One week after bitcoin price crash, still no official confirmation from People's Bank of China

Home » One week after bitcoin price crash, still no official confirmation from People's Bank of China
Photo source: http://www.flickr.com/photos/100239928@N08/

Photo source: http://www.flickr.com/photos/100239928@N08/

One week ago, a single report from China’s Caixin newspaper brought the value of bitcoin crashing down. On March 26, bitcoin had been trading in the $580 range, struggling to recover from both long-standing uncertainty in the wake of Mt.Gox, a potentially problematic IRS ruling and a previous, officially debunked rumor that bitcoin was to be banned in China in mid-April. The next day, when Caixin’s report was released, the price plummeted to $478.

All of this happened without a single word of confirmation from the People’s Bank of China, and without the closure of any bitcoin exchange bank accounts. All of China’s major exchanges have confirmed that their banks have not received any official directions to close bitcoin related accounts by the rumored April 15 deadline. Some third-party payment processors have received such direction, although this action has been public knowledge and officially confirmed since late last year.

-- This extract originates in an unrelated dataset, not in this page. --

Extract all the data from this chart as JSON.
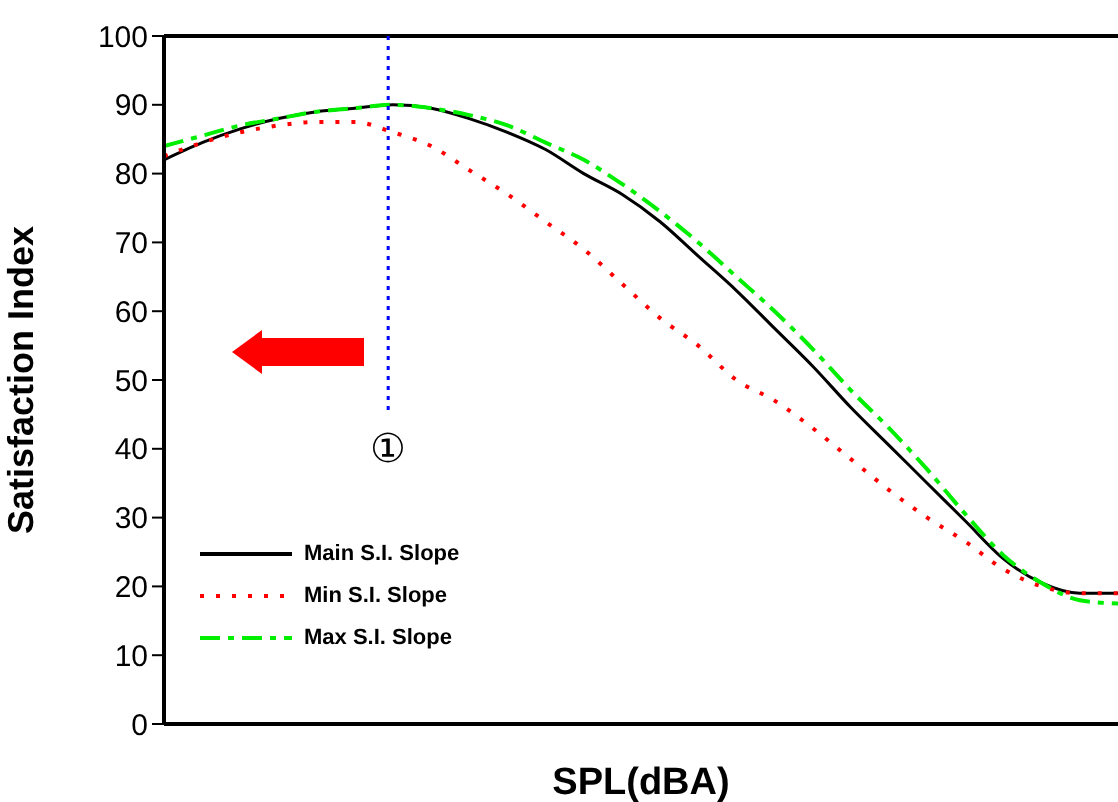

Yet, over the last seven days, bitcoin’s price has continued to slide. At the time of this writing, the price has recovered slightly from the previous low of $437, hovering around $450. Several smaller Chinese exchanges — such as FXBTC, Bter and BTC38 — have halted trading in renminbi or are voluntarily suspected their bank transactions as a means of hedging their bets, but thus far no exchange or bank doing business with them has received any confirmation of the proposed account closures.

At least one major exchange, Huobi, claims that their bank has received no updates about bitcoin from the PBoC since the December announcement blocking third-party transactions. Other major exchanges like BTC China and OKCoin have been active wire transfer accounts at their banks allowing both deposits and withdrawals, which would seem to be in direct contradiction of the rumored “ban” which would have halted all deposits starting on April 1. (For a complete list of translated statements from these exchanges, click here.)

The real question in all of this is the People’s Bank of China’s reluctance to clear up the rumors or deny the seemingly false or highly inaccurate Caixin report. Some, such as BTC China CEO Bobby Lee, have suggested that such clarification is unlikely, and that current pressure on third-party payment providers is simply a “stricter interpretation of the written rules” from the December PBoC statement.